My suspicion is that WikiLeaks may well be the nail in the coffin of transparency. Thirty years ago when I was a faculty member at a theological seminary, transparency in psychological training was viewed as an absolute necessity in human relations. But just a couple years ago, I had a drink with a former psych colleague of mine, and he referred to transparency as the "naivete" which he espoused early in his career.

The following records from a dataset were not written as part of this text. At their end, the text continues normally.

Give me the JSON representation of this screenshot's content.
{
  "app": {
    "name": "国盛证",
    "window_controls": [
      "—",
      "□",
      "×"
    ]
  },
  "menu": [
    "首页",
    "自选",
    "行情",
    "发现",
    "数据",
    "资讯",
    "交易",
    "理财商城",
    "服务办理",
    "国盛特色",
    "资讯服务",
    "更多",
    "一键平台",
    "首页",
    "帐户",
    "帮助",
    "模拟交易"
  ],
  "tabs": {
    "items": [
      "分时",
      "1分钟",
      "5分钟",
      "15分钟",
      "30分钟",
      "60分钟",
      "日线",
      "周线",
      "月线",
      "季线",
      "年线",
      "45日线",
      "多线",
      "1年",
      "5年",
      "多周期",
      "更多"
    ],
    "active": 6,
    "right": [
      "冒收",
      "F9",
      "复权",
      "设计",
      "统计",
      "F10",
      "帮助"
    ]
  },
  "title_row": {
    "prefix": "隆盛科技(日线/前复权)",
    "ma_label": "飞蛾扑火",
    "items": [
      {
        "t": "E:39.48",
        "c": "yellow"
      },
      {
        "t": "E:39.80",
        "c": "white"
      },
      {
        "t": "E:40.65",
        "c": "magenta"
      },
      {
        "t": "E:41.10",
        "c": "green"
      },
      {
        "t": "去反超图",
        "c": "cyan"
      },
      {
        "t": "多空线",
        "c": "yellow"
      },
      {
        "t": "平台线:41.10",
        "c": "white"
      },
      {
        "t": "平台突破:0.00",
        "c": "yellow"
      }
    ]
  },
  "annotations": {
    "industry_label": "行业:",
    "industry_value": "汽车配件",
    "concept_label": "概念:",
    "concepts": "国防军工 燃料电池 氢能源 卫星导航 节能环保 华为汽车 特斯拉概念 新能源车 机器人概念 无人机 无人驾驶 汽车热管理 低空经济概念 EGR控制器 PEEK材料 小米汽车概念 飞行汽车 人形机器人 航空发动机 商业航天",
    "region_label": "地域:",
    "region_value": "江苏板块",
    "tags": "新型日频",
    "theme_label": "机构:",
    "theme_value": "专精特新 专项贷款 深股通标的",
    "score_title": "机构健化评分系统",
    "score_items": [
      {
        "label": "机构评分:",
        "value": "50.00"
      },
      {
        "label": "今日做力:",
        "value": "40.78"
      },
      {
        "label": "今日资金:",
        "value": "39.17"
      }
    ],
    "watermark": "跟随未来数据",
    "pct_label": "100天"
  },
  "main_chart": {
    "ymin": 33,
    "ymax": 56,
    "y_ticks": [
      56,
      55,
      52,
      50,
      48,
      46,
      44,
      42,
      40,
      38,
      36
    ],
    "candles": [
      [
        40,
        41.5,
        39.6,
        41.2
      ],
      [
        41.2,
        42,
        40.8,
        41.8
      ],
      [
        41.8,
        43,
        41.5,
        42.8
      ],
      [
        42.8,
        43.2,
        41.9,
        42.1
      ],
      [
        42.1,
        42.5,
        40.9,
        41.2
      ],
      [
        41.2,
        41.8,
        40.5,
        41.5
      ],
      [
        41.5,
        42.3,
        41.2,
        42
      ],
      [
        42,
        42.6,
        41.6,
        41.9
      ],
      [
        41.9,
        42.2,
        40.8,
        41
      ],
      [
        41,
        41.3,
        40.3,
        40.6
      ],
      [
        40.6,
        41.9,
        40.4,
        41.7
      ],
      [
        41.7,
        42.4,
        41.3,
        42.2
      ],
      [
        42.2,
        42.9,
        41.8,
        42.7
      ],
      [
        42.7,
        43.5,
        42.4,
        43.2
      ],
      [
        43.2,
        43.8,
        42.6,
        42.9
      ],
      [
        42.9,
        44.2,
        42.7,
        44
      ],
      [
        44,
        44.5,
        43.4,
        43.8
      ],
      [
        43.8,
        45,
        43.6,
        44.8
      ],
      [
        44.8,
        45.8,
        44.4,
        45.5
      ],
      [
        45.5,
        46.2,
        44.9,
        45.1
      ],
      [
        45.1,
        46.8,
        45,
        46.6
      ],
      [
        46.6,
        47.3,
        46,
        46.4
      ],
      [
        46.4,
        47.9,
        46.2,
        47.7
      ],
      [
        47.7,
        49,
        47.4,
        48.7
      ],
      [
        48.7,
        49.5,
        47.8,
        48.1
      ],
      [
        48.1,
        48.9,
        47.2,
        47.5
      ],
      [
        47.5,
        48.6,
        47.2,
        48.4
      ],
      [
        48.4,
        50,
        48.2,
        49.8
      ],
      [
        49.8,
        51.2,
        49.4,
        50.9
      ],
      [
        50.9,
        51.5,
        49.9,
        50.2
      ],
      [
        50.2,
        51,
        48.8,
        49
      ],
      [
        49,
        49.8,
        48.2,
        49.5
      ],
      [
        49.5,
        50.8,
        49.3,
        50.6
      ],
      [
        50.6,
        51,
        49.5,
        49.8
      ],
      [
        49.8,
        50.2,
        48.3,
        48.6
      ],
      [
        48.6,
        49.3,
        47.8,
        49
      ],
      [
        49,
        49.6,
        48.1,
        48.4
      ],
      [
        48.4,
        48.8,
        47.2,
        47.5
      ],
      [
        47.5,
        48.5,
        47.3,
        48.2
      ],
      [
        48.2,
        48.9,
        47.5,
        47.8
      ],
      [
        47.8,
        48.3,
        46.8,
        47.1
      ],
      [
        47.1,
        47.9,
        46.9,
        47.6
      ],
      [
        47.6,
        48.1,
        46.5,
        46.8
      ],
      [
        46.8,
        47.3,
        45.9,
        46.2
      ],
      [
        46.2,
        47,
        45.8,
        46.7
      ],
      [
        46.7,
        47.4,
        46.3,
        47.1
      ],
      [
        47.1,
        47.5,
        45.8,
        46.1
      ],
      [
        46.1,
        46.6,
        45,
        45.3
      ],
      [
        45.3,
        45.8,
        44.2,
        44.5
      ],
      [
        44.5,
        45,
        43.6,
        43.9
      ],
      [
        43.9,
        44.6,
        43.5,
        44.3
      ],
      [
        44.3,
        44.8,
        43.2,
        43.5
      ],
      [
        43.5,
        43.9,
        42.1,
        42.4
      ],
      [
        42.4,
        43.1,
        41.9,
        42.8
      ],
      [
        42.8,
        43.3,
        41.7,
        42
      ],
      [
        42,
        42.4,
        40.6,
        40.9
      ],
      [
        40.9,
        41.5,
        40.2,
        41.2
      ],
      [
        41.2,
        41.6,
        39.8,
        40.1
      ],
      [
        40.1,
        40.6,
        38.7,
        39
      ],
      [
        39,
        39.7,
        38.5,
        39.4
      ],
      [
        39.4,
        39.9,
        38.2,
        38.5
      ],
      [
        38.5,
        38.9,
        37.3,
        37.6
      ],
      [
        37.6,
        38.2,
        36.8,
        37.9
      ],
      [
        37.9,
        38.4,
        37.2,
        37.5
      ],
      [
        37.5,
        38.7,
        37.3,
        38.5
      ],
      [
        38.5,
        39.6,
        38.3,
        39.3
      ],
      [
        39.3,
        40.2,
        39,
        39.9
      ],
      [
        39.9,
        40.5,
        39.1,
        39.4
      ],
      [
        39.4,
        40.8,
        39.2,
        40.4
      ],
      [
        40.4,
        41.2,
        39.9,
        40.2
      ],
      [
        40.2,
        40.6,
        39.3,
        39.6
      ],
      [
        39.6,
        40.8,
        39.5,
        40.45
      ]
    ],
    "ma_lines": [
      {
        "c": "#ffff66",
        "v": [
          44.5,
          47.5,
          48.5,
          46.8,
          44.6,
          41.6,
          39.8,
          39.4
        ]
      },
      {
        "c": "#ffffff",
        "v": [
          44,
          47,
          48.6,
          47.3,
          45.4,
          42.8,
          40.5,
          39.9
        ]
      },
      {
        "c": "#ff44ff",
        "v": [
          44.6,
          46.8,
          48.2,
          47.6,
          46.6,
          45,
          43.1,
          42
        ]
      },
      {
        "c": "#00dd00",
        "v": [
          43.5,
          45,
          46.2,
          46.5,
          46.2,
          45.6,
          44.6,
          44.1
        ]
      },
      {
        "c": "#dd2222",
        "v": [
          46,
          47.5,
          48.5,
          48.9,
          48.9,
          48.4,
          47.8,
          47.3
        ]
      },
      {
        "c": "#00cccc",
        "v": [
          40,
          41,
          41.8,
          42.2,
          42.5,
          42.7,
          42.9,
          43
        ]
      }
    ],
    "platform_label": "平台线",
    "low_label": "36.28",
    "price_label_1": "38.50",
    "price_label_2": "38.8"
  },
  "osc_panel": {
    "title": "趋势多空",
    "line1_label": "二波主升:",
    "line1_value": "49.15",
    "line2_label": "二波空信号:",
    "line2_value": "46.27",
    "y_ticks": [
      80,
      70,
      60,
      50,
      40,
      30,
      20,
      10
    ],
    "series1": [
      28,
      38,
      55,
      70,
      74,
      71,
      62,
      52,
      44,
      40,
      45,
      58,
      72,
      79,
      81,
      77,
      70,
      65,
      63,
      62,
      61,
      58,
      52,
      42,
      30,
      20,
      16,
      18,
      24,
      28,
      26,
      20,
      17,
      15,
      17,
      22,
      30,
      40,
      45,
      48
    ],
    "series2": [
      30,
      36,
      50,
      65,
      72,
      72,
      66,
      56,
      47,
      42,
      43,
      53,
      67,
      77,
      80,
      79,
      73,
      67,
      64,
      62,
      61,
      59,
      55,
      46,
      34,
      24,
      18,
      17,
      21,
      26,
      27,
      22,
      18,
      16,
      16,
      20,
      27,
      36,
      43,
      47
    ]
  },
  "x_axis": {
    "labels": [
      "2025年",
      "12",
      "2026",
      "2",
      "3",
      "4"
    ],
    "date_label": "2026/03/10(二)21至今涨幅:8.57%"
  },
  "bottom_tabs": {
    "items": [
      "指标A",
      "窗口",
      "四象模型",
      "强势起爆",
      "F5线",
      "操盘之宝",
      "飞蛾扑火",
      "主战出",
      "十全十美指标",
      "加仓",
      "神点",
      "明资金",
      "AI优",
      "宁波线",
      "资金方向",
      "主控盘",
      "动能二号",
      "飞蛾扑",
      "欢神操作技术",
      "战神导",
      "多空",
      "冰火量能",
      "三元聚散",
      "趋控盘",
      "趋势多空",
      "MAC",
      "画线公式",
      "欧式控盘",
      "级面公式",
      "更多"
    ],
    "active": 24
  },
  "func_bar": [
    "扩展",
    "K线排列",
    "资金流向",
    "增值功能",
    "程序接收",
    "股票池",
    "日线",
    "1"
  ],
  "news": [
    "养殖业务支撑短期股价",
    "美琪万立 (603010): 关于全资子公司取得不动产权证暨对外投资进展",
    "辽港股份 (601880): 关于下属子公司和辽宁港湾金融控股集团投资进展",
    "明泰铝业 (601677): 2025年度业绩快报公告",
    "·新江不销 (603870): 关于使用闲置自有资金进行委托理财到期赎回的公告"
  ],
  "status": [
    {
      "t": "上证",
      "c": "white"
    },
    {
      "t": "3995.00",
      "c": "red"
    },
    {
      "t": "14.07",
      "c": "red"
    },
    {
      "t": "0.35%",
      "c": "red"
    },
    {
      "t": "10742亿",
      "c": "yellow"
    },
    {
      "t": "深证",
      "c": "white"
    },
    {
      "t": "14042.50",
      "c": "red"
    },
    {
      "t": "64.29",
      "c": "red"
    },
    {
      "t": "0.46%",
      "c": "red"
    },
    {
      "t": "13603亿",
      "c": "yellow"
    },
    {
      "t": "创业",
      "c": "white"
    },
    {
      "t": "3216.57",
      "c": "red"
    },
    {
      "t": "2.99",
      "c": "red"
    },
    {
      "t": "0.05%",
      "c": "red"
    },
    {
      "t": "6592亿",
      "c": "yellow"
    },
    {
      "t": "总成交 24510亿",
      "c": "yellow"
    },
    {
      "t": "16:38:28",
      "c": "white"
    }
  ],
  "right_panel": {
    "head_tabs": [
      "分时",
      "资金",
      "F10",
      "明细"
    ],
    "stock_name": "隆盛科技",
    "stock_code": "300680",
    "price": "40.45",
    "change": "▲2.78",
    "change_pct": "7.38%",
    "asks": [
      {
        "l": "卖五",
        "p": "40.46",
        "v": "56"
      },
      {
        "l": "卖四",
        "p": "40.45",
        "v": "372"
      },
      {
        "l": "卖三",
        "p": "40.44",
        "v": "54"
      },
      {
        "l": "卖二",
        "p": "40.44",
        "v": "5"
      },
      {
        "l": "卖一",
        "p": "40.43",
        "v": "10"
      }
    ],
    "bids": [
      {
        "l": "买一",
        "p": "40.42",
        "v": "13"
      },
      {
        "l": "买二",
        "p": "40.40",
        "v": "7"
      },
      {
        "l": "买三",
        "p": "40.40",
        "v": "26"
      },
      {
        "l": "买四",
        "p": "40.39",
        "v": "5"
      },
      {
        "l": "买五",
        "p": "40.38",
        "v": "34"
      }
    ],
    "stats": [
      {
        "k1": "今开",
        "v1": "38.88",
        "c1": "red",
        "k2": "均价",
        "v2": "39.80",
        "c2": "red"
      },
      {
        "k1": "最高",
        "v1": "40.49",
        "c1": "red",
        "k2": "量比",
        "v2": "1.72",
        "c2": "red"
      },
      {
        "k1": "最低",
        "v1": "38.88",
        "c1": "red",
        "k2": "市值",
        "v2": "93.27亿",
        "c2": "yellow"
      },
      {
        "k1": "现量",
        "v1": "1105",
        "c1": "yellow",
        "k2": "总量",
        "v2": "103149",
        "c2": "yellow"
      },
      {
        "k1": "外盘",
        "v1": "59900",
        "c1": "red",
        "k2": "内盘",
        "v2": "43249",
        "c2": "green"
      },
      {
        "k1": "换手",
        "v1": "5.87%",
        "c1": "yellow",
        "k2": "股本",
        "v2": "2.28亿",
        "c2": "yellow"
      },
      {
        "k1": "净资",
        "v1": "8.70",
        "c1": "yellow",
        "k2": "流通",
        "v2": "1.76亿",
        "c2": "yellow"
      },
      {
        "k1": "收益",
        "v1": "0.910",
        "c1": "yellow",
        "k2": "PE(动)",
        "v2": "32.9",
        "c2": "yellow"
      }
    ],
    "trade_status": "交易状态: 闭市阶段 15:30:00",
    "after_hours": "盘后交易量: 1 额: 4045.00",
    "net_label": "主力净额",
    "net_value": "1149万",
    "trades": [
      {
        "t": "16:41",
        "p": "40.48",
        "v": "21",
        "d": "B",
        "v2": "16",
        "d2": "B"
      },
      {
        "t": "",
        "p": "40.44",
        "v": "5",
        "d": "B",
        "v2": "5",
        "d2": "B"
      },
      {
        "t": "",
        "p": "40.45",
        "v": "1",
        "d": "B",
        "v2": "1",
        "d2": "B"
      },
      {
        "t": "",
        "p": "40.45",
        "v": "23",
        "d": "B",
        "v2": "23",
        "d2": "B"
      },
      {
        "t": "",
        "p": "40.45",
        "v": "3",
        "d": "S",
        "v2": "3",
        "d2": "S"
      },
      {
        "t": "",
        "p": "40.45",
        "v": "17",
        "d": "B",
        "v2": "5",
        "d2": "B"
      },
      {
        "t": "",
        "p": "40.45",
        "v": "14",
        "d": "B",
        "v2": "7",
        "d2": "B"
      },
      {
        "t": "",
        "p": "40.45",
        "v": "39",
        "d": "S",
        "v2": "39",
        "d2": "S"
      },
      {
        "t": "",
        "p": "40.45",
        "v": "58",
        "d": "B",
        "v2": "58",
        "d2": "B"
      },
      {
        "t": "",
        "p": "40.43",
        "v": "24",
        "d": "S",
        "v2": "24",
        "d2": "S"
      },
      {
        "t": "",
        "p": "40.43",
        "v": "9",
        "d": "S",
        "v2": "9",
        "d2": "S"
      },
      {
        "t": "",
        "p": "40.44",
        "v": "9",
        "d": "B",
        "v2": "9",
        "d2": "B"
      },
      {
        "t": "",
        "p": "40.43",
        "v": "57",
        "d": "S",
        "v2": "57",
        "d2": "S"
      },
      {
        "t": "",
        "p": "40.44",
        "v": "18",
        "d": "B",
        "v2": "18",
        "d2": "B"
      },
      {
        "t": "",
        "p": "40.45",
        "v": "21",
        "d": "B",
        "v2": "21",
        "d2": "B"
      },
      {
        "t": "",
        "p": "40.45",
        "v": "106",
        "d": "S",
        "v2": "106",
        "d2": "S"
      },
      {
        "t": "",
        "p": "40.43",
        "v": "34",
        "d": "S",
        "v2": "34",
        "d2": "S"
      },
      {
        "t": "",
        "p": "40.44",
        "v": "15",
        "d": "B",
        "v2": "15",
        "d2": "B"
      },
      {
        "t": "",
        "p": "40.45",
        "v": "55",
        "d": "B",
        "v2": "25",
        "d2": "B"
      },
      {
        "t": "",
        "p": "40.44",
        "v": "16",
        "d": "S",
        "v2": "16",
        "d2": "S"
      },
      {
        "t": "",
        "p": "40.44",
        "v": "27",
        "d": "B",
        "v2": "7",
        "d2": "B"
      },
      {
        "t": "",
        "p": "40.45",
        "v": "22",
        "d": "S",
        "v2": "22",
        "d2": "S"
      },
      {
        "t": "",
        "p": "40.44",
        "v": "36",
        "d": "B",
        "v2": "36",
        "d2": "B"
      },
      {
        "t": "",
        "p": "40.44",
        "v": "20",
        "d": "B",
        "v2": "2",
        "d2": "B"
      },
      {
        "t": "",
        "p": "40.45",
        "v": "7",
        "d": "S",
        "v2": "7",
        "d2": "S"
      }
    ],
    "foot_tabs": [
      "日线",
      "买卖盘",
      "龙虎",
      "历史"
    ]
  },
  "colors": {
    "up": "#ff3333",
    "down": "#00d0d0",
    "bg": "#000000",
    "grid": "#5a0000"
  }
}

Secrecy and deception are an inevitable, if not an occasional necessity, in all human relations. And not just in diplomacy or negotiation. No serious political compromise, corporate merger, complicated legal settlement, negotiation or even healthy human relationship could ever be managed without a reliable level of confidentiality and secrecy. Even in the most intimate of human relationships, complete transparency is not always the best long term strategy for a healthy relationship. Now that my beloved wife is beset with Alzheimer's, her occasional defensiveness becomes obvious, and our daughters and I chuckle about it openly, which reflects the acknowledged admission of its existence. It's clear that our daughters and I have been aware of that defensiveness for years, but no longer need to keep it confidential. My own attitude is that openly discussing that defensiveness was not especially useful in relations with my kids prior to her illness. Much of our intimate relations are like that. And that's a strength. Besides, there's intriguing research that indicates that the best marriages survive because of the male's deference to his spouse. I've followed that rule for years and found deference, confidentiality and secrecy, even though obvious, very useful strategies for a rich relationship.
After all, as research has shown, lying is ubiquitous in the brain. Max Bazerman and his Harvard colleagues' research has made clear that we all lie. And though they believe it not to be especially so, they admit to its occasional usefulness. So there are plenty of occasions in which transparency is not a useful strategy. My own attitude is that the huge majority of the time truth-telling is the route to go. For example, I despise sucking up and distrust those who do. I've worked diligently to gain my reputation as a straight shooter. But white lies, protective lying, and diplomatic lying are not only useful strategies, but can be a form of highly liberating street smarts.
Yeah. I've pushed the envelope on this. But largely to make the point that transparecy can be destructive. The rest of the time, you'll get kudos for authenticity. And never forget that deception and lying require a lot of energy. Energy that sometimes can be better used.